My first time posting here, really good read, as is much of what you write. As an avid PvPer (and it’s an uphill climb both ways as a hunter), the truths in this article are very striking. I play MM cause while I can’t control my damage, I can at least quarterback the game a bit better, keep my all options open, and Readiness is quite a game-breaker when used properly. I haven’t thought about the cons of the other specs and this explains them very thoroughly.
Didn’t see Intimidation mentioned, which is great as BM.
He mentioned it in “BM has a native 3 second stun.”

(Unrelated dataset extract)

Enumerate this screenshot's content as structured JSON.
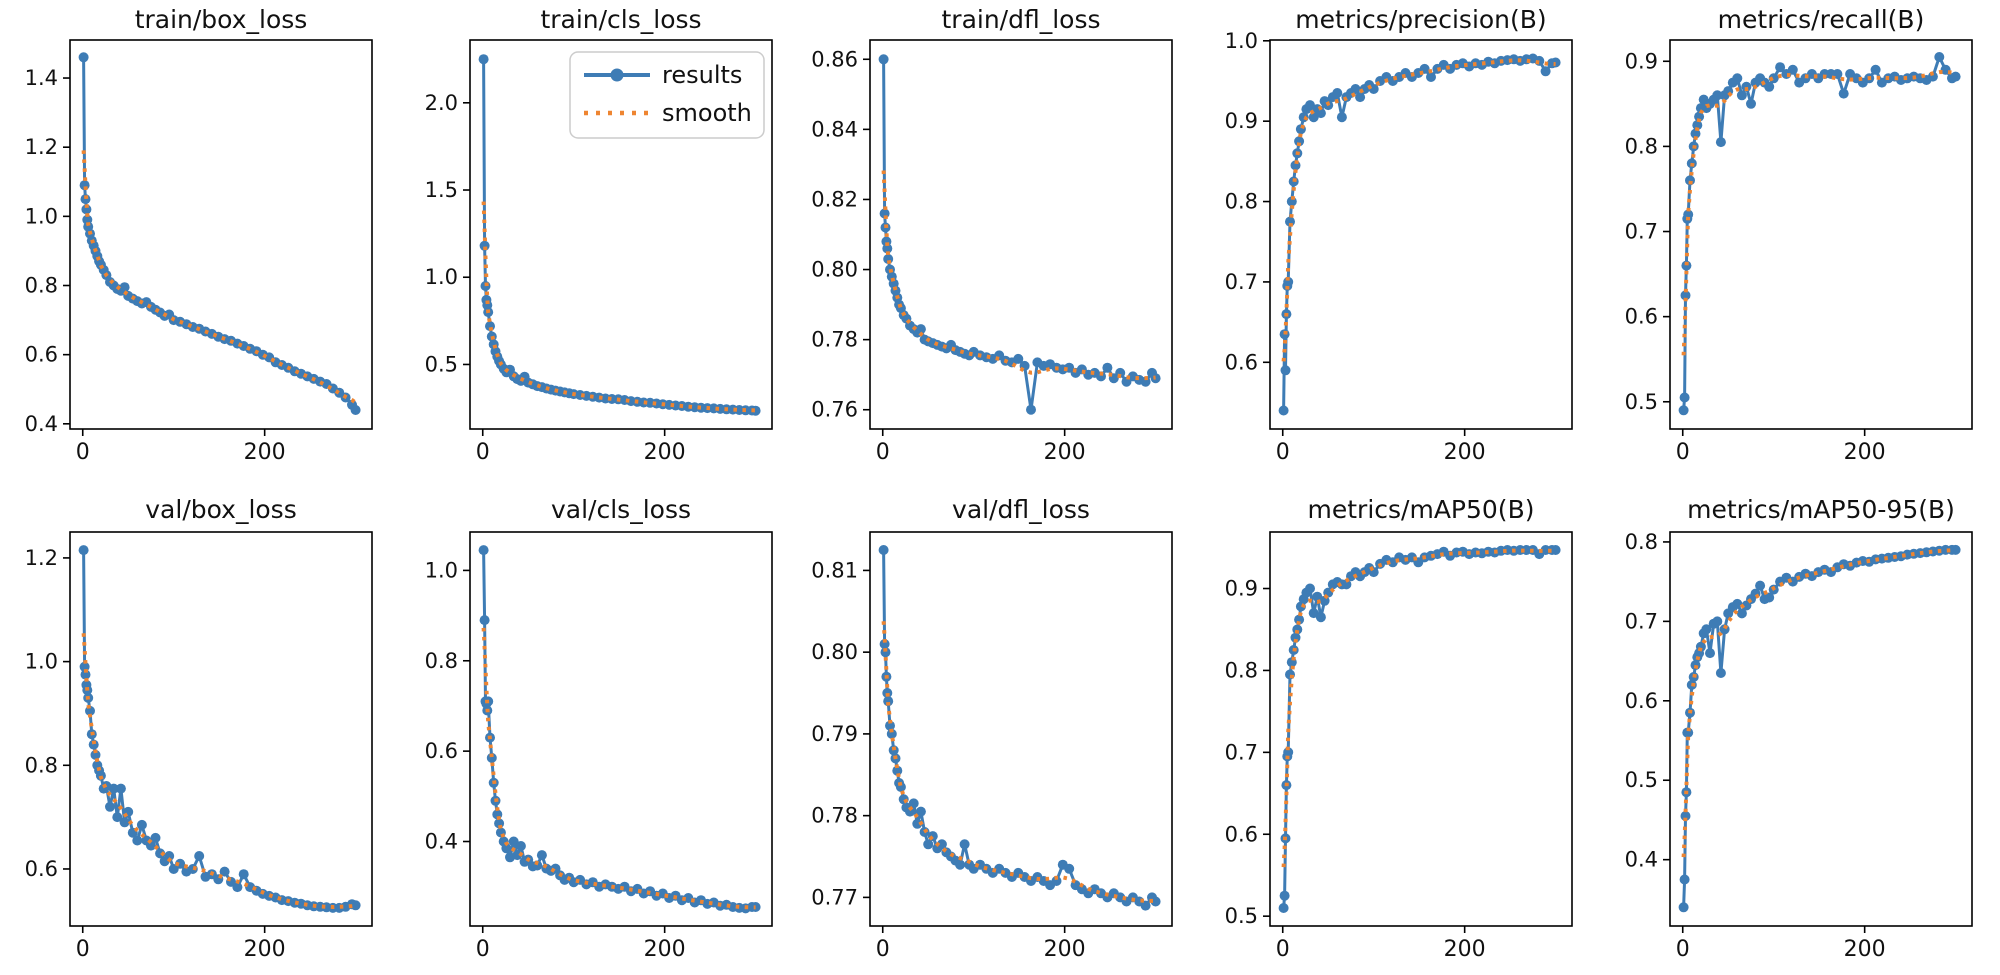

It’s just really sad to see that MM has ruled the roost in both pve and pvp for 2 expansions now. When Frostheim wrote the article for WoW Insider about SV talent tree changes, many called for Readiness to be taken away from MM and given to SV or just make it accessible to all 3 hunter specs as was in pre-Wrath. I think this change would go a long way to making hunters more viable in arenas especially. I really don’t think that MM need Readiness (although I’m sure every single MM hunter will disagree with me). I don’t like playing MM, the rotation has always felt very clunky to me. But with the only reliable interrupt and reduced CD on Rapid Fire, why should they be the only spec to have access to Readiness?
Thinking only of damage, Readiness would make BM’s cooldowns too powerful. Two BWs and two RFs all chained would be ridiculous. It would probably help SV a bit, but since Readiness would come off CD again before RF, it would be about the same as putting RF on a 3min CD for SV (plus one extra RF at the start). That, or it would lead SV players to start problematic gambling on how long the fight would last, because you could fit three RFs into a five minute fight but four into a six minute fight if you delay the Readiness.

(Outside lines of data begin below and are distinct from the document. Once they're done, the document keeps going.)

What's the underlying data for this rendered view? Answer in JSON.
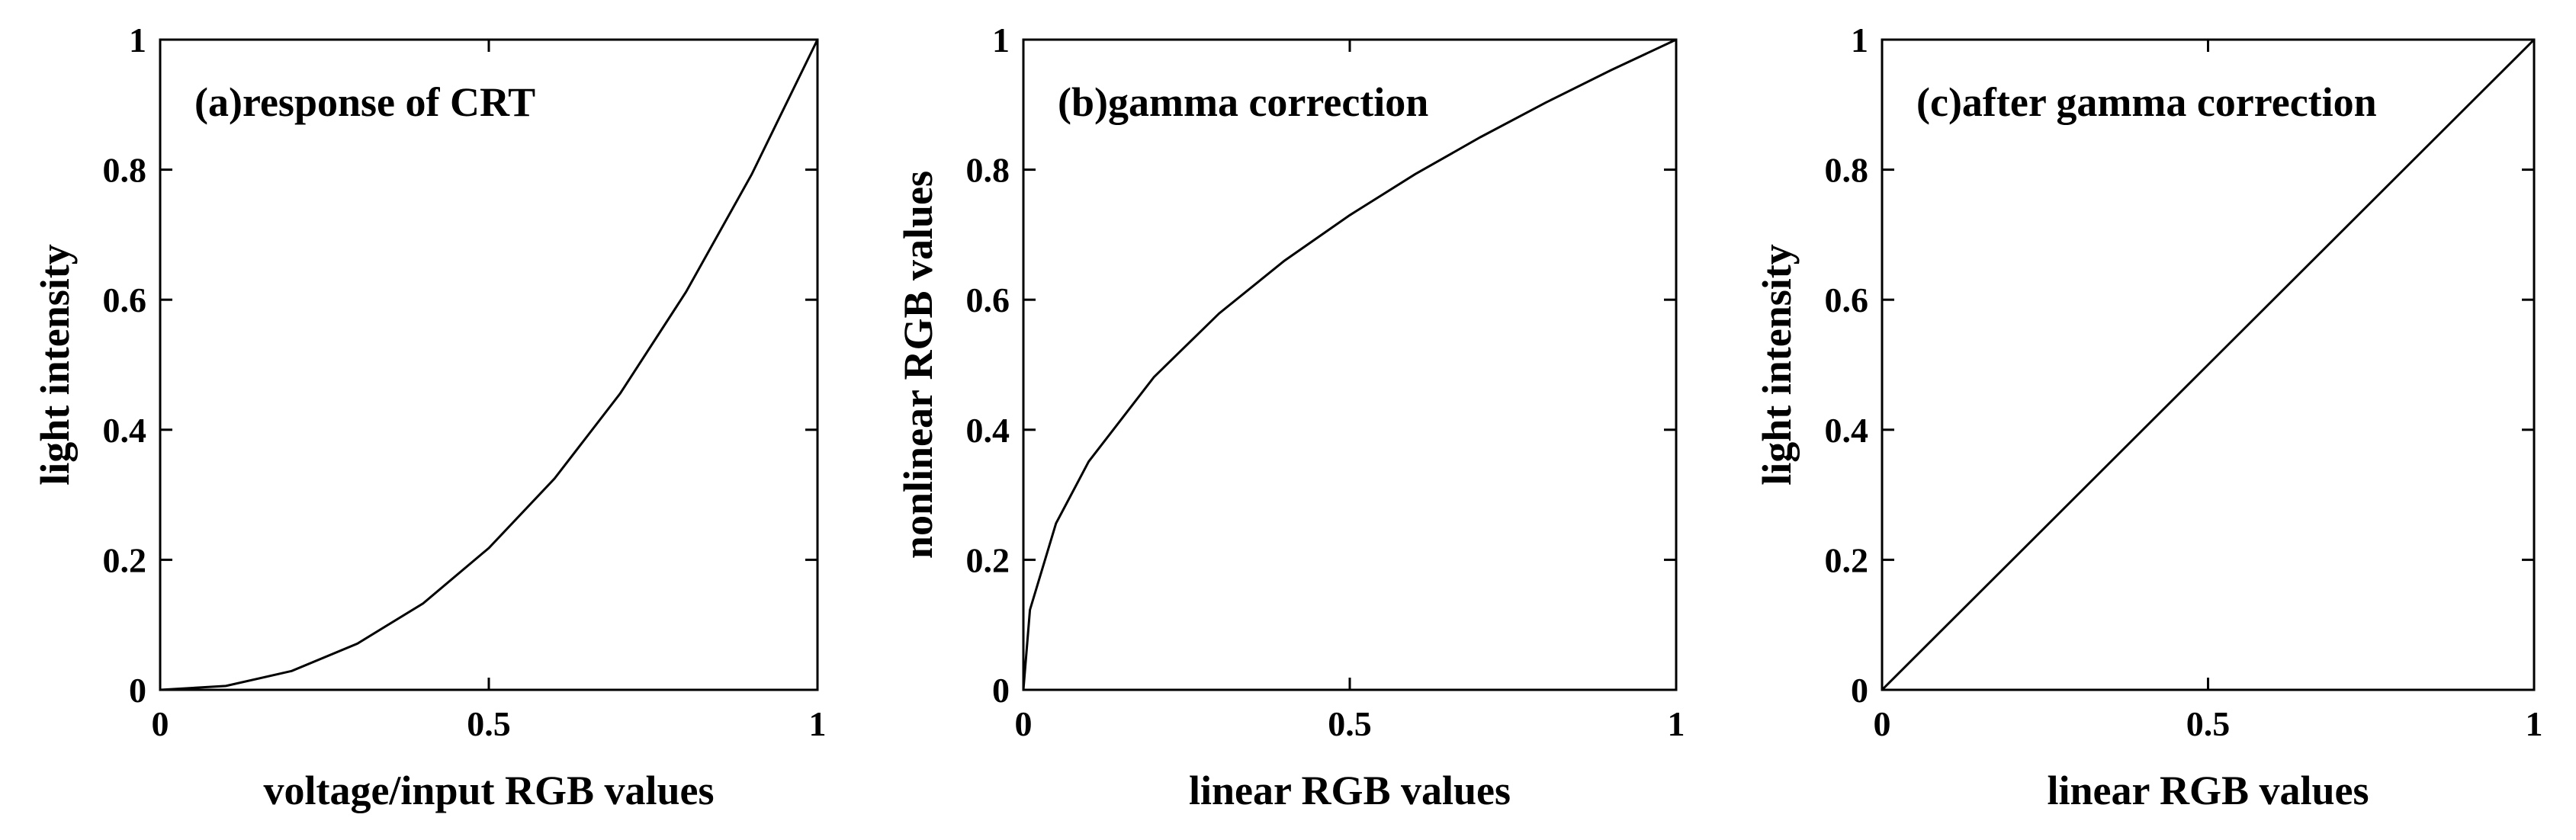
{
  "chart_data": [
    {
      "type": "line",
      "title": "(a)response of CRT",
      "xlabel": "voltage/input RGB values",
      "ylabel": "light intensity",
      "xlim": [
        0,
        1
      ],
      "ylim": [
        0,
        1
      ],
      "xticks": [
        "0",
        "0.5",
        "1"
      ],
      "yticks": [
        "0",
        "0.2",
        "0.4",
        "0.6",
        "0.8",
        "1"
      ],
      "grid": false,
      "x": [
        0,
        0.1,
        0.2,
        0.3,
        0.4,
        0.5,
        0.6,
        0.7,
        0.8,
        0.9,
        1.0
      ],
      "y": [
        0,
        0.006,
        0.029,
        0.071,
        0.133,
        0.218,
        0.325,
        0.456,
        0.612,
        0.793,
        1.0
      ]
    },
    {
      "type": "line",
      "title": "(b)gamma correction",
      "xlabel": "linear RGB values",
      "ylabel": "nonlinear RGB values",
      "xlim": [
        0,
        1
      ],
      "ylim": [
        0,
        1
      ],
      "xticks": [
        "0",
        "0.5",
        "1"
      ],
      "yticks": [
        "0",
        "0.2",
        "0.4",
        "0.6",
        "0.8",
        "1"
      ],
      "grid": false,
      "x": [
        0,
        0.01,
        0.05,
        0.1,
        0.2,
        0.3,
        0.4,
        0.5,
        0.6,
        0.7,
        0.8,
        0.9,
        1.0
      ],
      "y": [
        0,
        0.123,
        0.256,
        0.351,
        0.481,
        0.579,
        0.66,
        0.73,
        0.793,
        0.85,
        0.903,
        0.953,
        1.0
      ]
    },
    {
      "type": "line",
      "title": "(c)after gamma correction",
      "xlabel": "linear RGB values",
      "ylabel": "light intensity",
      "xlim": [
        0,
        1
      ],
      "ylim": [
        0,
        1
      ],
      "xticks": [
        "0",
        "0.5",
        "1"
      ],
      "yticks": [
        "0",
        "0.2",
        "0.4",
        "0.6",
        "0.8",
        "1"
      ],
      "grid": false,
      "x": [
        0,
        0.5,
        1.0
      ],
      "y": [
        0,
        0.5,
        1.0
      ]
    }
  ]
}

Ignoring damage, having an on-demand CD reset for all specs would make SV a bit more viable in pvp. SV would still frowned upon, though, owing to its very fundamental flaw with its dots (as discussed in the post). BM, though, might very well be considered the best pvp spec if given Readiness (again, I’m thinking only of non-damage CDs. It’d obviously be the best with chained BWs).
A baseline Readiness wouldn’t fix hunters overall, though, I don’t think. It would improve the lot of BM and SV, but it wouldn’t fix the problems of the whole class.

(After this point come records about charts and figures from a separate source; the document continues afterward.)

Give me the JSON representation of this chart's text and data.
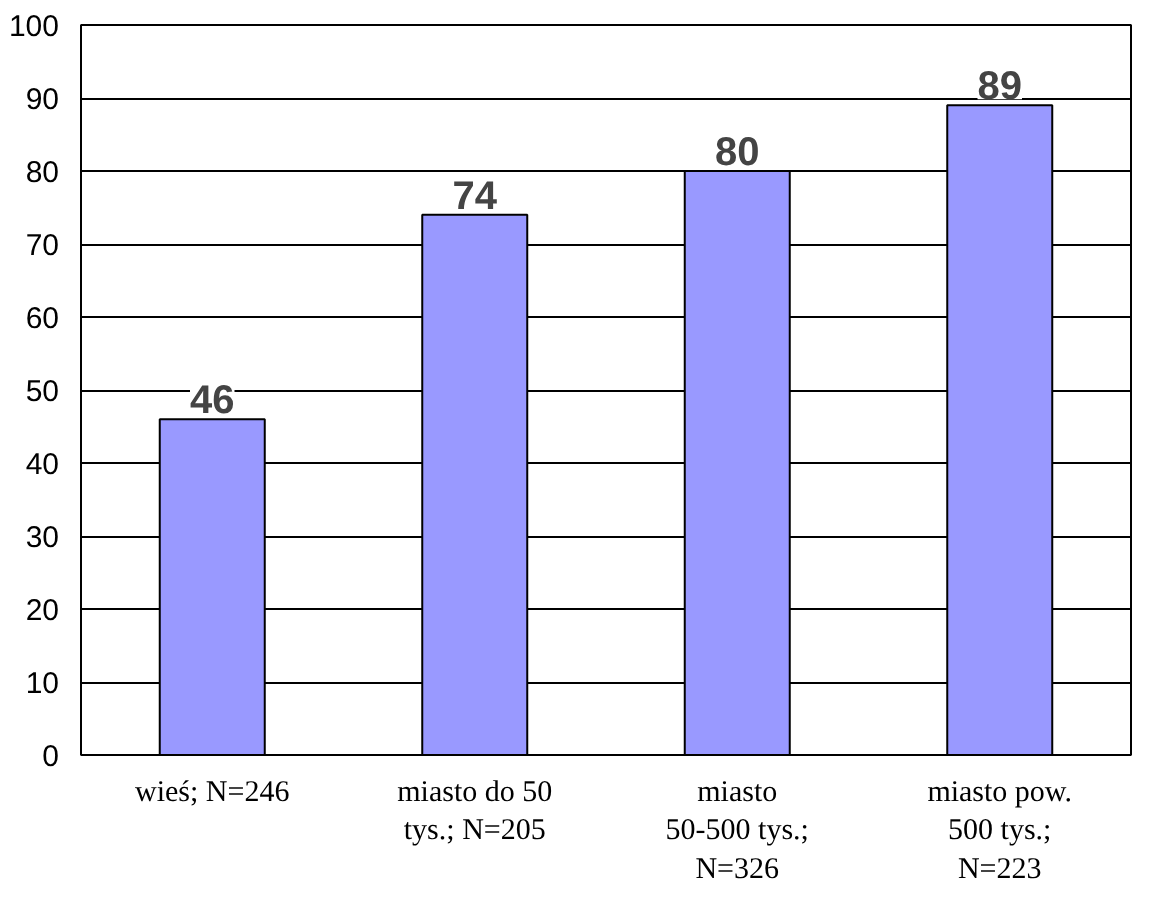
{
  "chart_data": {
    "type": "bar",
    "categories": [
      "wieś; N=246",
      "miasto do 50 tys.; N=205",
      "miasto 50-500 tys.; N=326",
      "miasto pow. 500 tys.; N=223"
    ],
    "values": [
      46,
      74,
      80,
      89
    ],
    "color": "#9999ff",
    "ylim": [
      0,
      100
    ],
    "yticks": [
      0,
      10,
      20,
      30,
      40,
      50,
      60,
      70,
      80,
      90,
      100
    ],
    "grid": "y",
    "data_labels": true
  }
}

As for taking Readiness away from MM, well, yes, I disagree with you on that. Hunter performance is low enough in arenas, why request to nerf the spec that has the best chance at gladiator?
As a Bm Hunter who completed his season 10 set before it ended, I’d like to say that yeah, MM may be a good pvp spec, but I just could not work it quite like i can with bm. As a Orc hunter, the racial gives you a huge dmg boost every 2 mins, along with your trinket cooldown, bestial wrath, and then just burst out with kill command, a SS, some arcane shots. Easily can burn down a player whose not expecting that, and if so, use tranq shot.
If you can micro-manage your pet well they can be dismissed after placing a buff, during arena matches, and then you can pull out another pet for a diffrent buff, without losing the first.
Um…. as for SV, I could see how it would be decent in battlegrounds, with the best aoe of the 3 specs, it helps to have 10-20 people to fight against. In arena though, your Dot’s will just get removed as Eidotrope stated above. I may not have a2200 rating or anything, but i am working my way towards it and have already capped every tuesday of this season so far lol. I believe BM can be just a viable for Arena/Battlegrounds as the MM spec, but to each there own. Thanks for the great post anyhow!